A: Almost always, I create names based on sound. There are times that I look for meaning first, but sound trumps all <= regardless of political alignment we have to take the word back! So, Barra popped into my head immediately, sounded right, and stuck. Her last name, however, felt like a link to her family tree — important in the world of Cerulean, but especially for Listlespurs — and so I wanted her name to be close in form and sound. I expect we’ll meet other types of “spurs” in the Great Forest. Plicks Battidash, on the other hand, is entirely the result of tasting the letters while picturing the little guy interacting with his huge family. All of their names fit in that sound family. I remember the creation of each name vividly, so please feel free to ask in the comments below, if you want a name origin for any character in particular.
L & R: Why the creepervine, why not some other plant or “villain”?

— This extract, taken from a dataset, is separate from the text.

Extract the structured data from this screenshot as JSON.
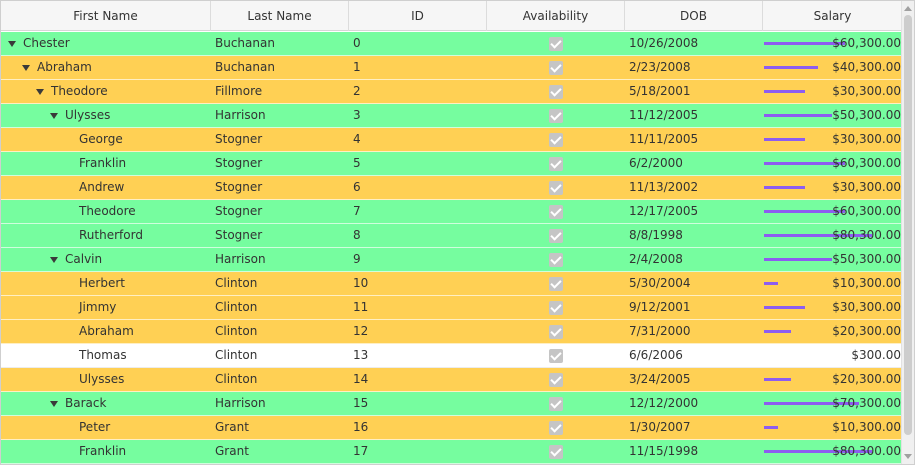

A: The creepervine is not the villain, but the result of Aetherial intervention in the lifecycle and extinction of its ancestor — interrupting myself to avoid tipping my saucer full of spoilers, but that’s the answer. The creepervine represents a physical and metaphorical expression of evil working from a distance, and the only way to confront that evil is at its source, at the root. The vine has a symbiotic relationship with the Great Trees, and in some ways, acts like a cancer. Generally, any time something unseen creeps slowly toward a band of heroes, devouring the light, and promising the end of a way of life, an analogy forms to all of the insidious, and subtle ways we are unmade as individuals and societies — so it just fits.
Sunborn Rising: Beneath the Fall by Aaron Safronoff
My rating: 4 of 5 stars
Sunborn Rising: Beneath the Fall is a wonderful fantasy adventure story featuring three friends who travel farther than they ever thought possible. They are desperate to find a way back to their families, but the truths that they uncover along the journey are instrumental to ensuring the survival of their homelands.
The fantasy world of Sunborn Rising is incredibly well developed and the illustrations go a long way to creating this world fully in rich and vivid colours. The world is full of marvellous things to discover, from plants, to various creatures all living harmoniously together, to the threads that these creatures weave into their tails to mark their most precious memories. It is a world with deep and dark histories. However, because this world is so unique, it took a bit of time to envision and get settled into. I would have liked more illustrations near the beginning of the book of the landscape and had fewer character illustrations so my imagination was free to create them for myself. That being said, the illustrations are INCREDIBLE!
This story moves at a great pace, keeping the adventure going steadily forward and the discoveries interesting and exciting. It was hard to put it down and I certainly wanted to keep reading after the book was finished.
I would definitely recommend it to anyone who likes fantasy and adventure stories, but it is particularly great for middle graders!